Thinking about it makes me look forward to this year’s projects."
"I think the biggest change in tourism will be around how people travel around destinations.
With the advent of self-driving cars, using public transport for getting from 'a to b' and 'here, there, and everywhere' will become significantly easier and cheaper. People will be able to hop on a train to go the long distances and hop off at another station and have the convenience of an artificially intelligent car to take them wherever else they want to travel. This should mean travel becomes less stressful. And there won’t be a need for so many cars and our streetscapes won’t require to be lined with parked cars - So, all-in-all I think a lot will improve!
But I don’t think our tour-operator model will change much.

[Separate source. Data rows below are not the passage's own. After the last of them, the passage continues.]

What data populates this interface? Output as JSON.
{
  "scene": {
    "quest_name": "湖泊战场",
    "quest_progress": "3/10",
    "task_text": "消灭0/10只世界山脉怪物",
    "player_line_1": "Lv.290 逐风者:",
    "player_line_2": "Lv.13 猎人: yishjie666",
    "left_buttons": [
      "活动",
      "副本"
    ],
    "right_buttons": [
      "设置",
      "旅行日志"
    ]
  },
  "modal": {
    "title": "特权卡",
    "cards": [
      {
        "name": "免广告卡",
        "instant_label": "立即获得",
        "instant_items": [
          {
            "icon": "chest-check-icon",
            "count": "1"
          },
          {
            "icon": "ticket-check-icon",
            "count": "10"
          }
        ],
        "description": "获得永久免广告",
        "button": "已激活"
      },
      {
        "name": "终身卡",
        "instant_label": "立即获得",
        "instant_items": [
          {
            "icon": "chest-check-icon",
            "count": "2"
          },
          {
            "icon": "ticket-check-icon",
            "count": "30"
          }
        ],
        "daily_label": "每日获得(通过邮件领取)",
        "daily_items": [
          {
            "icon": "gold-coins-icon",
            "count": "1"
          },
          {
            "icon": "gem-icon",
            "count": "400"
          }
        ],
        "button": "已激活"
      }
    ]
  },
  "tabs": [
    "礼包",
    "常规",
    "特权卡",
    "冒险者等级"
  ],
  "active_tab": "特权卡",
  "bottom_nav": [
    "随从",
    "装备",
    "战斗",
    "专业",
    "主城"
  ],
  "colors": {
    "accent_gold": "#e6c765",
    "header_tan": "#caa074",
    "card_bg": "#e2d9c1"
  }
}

As people become more digitally isolated, there’ll be a growing demand for authentic, real experiences with other people. And that’s what our tour guides do best. In fact, perhaps they could do it even better with self-driving vehicles! We’ll be waiting at all those train stations along the way to help people explore further."
"I’d want every local to treat every traveller like they’re guests in their home. And people to truly appreciate that the traveller has chosen to visit the local's home. But I suppose this is a just a long-winded way of saying I’d love great service everywhere for all travellers!"